30 March 2010

The Return of the King

It's not a bad time to be a sixteenth century geek, what with exhibitions at the British Library, Philippa Gregory's constant onslaught of frolickful historical fiction and even Booker Prize-winning literacha set during the Tudors' rule. Of course, what I look forward to most at this time of the year is the start of the new season of The Tudors, which is definitely one of the most amusing shows on TV, although not usually intentionally. With its attractive cast, ludicrous accents and only cursory attention to actual historical events, if I weren't a geek for all things Tudor, I would probably hate it but somehow, the series is compulsive and has made it through to a fourth season (and fifth wife).

Maybe things will be different this year. I mean, they could read the Wikipedia entry for the Tudors (no, not this one that comes up when you search Wikipedia for the Tudors; this one would be a good start, although as I suspect the dynasty will end up dying out with Henry VIII, perhaps his Wikipedia entry would be more useful) and consider some of the events that actually happened in the 1540s. I suspect they may just read the IMDb forums for The Other Boleyn Girl when carrying out research.

I'm not overly confident though. After all, the sixteenth century wasn't really dramatic enough for a weekly TV series for a modern audience, so if they stuck to what really happened, it would be way boring. I mean, all of those affairs and beheadings...dull... (to be fair, those bits were usually pretty accurate apart from when characters were invented, disappeared or merged). On the Showtime website, they are running a helpful set of FAQs. "So, like, who is Henry 8?" is the first question. I'm sorry but that just looks wrong. I realise that not everyone is as proficient with Roman numerals as I am, but if "VIII" is really out, can't they at least write, "Henry the Eighth?" (yes, eighth is a tough word to spell, I know). The answer to the question is thus:
Unexpectedly propelled to the throne of England at an early age, the once young prince soon laid the foundations for one of the most spectacular reigns in English history. Now in his late forties, with an ailing body and increasing sense of paranoia, the king is more obsessed than ever with his quest for an heir. It's all been leading up to this, as the scandalous reign of King Henry comes to an epic finale, and he will stop at nothing to secure his place in history.
Doesn't Jonathan Rhys-Meyers immediately conjure up images of a man in his late forties with an ailing body? So far in the series, he is supposed to have gone from age 20-ish to 50-ish but naturally, appears only to have aged about three years; he must be using Crème de la Mer. Oddly, he doesn't yet seemed to have mastered an English accent, either; you'd expect more from the King of England (and assorted bits of France). At least they didn't use David Starkey's ubiquitous gobbet, "Henry went from spare...to heir," I suppose.
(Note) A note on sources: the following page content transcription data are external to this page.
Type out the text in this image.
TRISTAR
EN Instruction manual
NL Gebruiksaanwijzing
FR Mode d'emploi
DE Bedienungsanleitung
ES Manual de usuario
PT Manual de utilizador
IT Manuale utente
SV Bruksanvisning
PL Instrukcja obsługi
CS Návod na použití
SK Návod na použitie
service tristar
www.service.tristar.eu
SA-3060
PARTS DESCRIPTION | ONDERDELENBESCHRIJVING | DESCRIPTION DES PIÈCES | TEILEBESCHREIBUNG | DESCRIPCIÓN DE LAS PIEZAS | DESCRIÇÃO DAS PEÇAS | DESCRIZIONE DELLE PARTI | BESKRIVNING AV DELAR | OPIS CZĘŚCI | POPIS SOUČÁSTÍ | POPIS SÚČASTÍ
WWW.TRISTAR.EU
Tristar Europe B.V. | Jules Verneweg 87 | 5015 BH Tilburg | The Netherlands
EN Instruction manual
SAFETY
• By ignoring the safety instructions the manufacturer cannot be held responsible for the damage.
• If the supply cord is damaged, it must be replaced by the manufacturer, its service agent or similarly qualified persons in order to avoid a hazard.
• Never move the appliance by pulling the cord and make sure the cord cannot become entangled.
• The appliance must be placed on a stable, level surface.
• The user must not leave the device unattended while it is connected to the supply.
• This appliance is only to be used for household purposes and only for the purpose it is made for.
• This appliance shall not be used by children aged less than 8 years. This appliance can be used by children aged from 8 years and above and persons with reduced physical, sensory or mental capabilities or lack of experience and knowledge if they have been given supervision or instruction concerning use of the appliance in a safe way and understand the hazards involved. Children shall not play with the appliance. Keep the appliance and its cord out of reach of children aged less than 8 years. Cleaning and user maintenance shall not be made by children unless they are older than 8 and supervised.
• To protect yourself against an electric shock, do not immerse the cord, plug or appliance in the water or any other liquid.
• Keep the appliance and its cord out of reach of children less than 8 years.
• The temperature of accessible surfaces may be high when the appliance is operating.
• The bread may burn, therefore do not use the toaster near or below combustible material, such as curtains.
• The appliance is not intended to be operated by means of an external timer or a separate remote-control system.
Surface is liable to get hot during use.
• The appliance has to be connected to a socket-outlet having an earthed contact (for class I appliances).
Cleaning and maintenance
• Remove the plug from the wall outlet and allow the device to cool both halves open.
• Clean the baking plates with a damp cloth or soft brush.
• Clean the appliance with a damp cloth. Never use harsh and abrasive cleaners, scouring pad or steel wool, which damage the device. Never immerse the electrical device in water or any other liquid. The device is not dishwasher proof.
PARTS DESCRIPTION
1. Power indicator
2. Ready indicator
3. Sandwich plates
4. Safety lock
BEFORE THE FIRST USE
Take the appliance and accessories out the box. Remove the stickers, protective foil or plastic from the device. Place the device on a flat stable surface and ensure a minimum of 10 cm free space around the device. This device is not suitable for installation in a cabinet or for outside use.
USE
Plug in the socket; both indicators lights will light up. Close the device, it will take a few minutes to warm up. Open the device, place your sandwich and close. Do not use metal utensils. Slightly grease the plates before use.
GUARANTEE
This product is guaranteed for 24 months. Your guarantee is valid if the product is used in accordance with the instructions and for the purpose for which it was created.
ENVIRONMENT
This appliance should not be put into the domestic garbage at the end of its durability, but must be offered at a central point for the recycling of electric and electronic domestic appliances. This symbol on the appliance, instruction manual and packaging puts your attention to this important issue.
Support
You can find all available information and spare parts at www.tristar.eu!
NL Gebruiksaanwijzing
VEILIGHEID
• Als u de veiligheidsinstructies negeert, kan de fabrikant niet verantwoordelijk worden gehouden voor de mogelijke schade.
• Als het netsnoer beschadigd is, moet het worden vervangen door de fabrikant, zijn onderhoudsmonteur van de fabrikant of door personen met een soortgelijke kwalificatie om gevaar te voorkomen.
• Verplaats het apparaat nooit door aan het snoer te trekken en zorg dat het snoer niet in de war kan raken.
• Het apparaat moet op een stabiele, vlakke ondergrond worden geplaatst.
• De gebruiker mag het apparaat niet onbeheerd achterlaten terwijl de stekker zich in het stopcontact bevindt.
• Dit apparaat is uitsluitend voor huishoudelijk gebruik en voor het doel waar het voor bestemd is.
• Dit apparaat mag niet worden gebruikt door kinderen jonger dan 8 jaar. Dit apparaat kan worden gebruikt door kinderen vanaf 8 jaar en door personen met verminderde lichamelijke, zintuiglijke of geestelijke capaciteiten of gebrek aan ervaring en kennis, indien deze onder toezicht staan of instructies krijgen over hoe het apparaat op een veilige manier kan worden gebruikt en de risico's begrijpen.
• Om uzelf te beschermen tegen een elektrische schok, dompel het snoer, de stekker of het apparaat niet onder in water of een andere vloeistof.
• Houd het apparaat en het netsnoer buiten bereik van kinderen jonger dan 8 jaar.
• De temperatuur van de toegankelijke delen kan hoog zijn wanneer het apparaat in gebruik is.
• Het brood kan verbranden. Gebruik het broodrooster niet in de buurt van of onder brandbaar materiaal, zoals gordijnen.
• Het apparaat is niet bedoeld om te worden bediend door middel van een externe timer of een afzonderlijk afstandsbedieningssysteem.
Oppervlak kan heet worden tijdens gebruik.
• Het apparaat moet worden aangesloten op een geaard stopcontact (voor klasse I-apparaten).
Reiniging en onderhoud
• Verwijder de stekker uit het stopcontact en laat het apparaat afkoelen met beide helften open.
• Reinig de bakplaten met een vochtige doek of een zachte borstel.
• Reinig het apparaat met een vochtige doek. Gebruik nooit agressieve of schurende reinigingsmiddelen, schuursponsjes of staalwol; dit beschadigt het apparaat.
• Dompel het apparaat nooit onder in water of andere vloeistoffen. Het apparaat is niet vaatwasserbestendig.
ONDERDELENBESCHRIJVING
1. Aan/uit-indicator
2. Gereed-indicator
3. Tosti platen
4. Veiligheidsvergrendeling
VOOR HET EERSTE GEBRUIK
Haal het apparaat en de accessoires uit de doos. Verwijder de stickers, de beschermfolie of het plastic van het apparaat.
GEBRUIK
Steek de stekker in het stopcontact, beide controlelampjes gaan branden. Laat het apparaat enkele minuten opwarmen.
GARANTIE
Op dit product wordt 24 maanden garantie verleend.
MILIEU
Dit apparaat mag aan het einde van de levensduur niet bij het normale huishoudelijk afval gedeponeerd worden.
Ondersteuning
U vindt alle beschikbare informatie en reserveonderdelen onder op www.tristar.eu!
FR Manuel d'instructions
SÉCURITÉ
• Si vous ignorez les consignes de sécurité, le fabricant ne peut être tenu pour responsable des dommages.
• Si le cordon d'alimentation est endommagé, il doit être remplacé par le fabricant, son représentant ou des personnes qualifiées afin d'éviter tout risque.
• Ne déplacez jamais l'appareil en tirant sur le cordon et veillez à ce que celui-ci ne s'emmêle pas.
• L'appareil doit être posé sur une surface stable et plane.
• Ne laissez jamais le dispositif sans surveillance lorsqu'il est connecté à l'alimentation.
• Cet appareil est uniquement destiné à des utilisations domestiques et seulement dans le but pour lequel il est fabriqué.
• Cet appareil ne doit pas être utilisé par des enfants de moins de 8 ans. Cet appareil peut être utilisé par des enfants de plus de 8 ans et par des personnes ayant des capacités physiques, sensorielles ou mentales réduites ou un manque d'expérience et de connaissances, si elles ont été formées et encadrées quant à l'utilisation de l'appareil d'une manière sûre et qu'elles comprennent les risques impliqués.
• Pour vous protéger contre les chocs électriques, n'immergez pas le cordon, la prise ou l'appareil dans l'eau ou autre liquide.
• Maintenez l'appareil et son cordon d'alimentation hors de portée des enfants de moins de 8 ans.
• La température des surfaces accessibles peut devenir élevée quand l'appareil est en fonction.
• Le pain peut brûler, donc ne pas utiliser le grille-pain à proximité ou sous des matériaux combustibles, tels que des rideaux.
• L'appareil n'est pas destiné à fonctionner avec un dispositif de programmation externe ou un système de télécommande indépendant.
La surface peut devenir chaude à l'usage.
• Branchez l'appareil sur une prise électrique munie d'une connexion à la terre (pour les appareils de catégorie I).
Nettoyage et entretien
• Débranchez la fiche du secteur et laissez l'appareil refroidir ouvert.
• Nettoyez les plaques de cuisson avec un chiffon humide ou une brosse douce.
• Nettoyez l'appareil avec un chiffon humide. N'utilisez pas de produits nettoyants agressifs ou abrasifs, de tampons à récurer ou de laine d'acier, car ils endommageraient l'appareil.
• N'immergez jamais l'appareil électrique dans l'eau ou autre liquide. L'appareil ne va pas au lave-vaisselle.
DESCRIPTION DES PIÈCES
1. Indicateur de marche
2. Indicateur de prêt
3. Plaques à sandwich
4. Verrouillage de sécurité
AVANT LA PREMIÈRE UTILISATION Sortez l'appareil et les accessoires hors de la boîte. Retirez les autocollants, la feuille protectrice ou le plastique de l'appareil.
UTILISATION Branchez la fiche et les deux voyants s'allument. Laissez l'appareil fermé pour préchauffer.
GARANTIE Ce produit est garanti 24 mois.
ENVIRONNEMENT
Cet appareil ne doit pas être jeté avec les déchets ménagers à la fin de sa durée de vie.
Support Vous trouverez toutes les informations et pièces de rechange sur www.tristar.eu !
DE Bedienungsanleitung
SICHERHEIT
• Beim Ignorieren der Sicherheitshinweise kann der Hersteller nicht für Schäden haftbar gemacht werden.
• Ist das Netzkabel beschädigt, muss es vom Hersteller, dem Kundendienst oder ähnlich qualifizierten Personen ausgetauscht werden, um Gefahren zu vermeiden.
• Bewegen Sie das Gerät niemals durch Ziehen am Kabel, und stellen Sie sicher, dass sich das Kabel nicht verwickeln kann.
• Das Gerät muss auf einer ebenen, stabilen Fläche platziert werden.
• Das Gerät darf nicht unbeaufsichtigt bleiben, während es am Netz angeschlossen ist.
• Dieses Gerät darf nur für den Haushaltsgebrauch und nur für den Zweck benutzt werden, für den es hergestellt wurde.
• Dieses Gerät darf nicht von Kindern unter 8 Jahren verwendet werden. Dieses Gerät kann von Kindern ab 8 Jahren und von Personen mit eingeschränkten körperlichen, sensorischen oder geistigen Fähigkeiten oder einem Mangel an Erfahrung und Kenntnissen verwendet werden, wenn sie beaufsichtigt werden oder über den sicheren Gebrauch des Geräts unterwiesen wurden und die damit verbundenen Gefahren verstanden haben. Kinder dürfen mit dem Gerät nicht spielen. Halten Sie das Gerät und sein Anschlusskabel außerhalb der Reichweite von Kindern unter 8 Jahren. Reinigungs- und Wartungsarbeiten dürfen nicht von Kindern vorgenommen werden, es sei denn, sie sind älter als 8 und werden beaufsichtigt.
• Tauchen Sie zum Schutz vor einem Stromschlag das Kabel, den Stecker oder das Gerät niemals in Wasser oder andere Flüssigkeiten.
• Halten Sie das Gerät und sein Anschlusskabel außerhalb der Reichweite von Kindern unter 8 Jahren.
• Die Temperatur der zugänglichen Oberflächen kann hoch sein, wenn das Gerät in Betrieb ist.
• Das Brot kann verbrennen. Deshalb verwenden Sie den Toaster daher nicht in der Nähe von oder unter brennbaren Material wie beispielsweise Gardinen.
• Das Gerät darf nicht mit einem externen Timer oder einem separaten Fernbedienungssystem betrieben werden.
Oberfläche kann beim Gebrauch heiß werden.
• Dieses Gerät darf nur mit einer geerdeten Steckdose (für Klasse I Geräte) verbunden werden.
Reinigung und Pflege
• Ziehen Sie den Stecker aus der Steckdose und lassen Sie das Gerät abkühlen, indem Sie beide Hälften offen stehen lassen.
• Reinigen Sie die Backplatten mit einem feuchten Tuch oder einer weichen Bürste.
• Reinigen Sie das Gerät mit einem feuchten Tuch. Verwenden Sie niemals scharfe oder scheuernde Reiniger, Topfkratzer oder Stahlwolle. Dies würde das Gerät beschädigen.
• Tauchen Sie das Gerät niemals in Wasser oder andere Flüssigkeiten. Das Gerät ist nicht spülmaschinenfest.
Henry's last two queens, Catherine Howard and Catherine Parr, are traditionally portrayed as polar opposites. Catherine Howard (Catherine II?) is the slutty, young thing that Henry hopes will revitalise his "quest for an heir" (if that's the euphemism he wants to use) but who can't keep her legs together or her indiscretions to herself. Catherine III, meanwhile, is older than her predecessor and already twice widowed (one of the main problems with Catherine II was that Henry later discovered that she wasn't a virgin when they hooked up, which hurt his pride to say the least and led to her tumbling rapidly from her pedestal; at least a widow wasn't expected to be pure). An intelligent intellectual who nurses Henry tenderly through his dying years, while, on the side, pushing her own radical, Protestant agenda and grooming Henry's daughter Elizabeth to follow in her footstep (in terms of religion, that is). Of course, the devoted nursemaid ended up finally marrying the man she really loved, Thomas Seymour, scandalously soon after Henry's death. Not that that ended happily either: Seymour spent months romping and frolicking with the 14-year-old Princess Elizabeth and Catherine died of puerperal fever a few days after giving birth to a girl who never survived infancy.

The moral of the story is that you shouldn't be called Catherine. Or Thomas. And you definitely shouldn't marry Henry 8 VIII. Well, maybe the TV show will have a different moral. I guess I'll have to tune in to find out.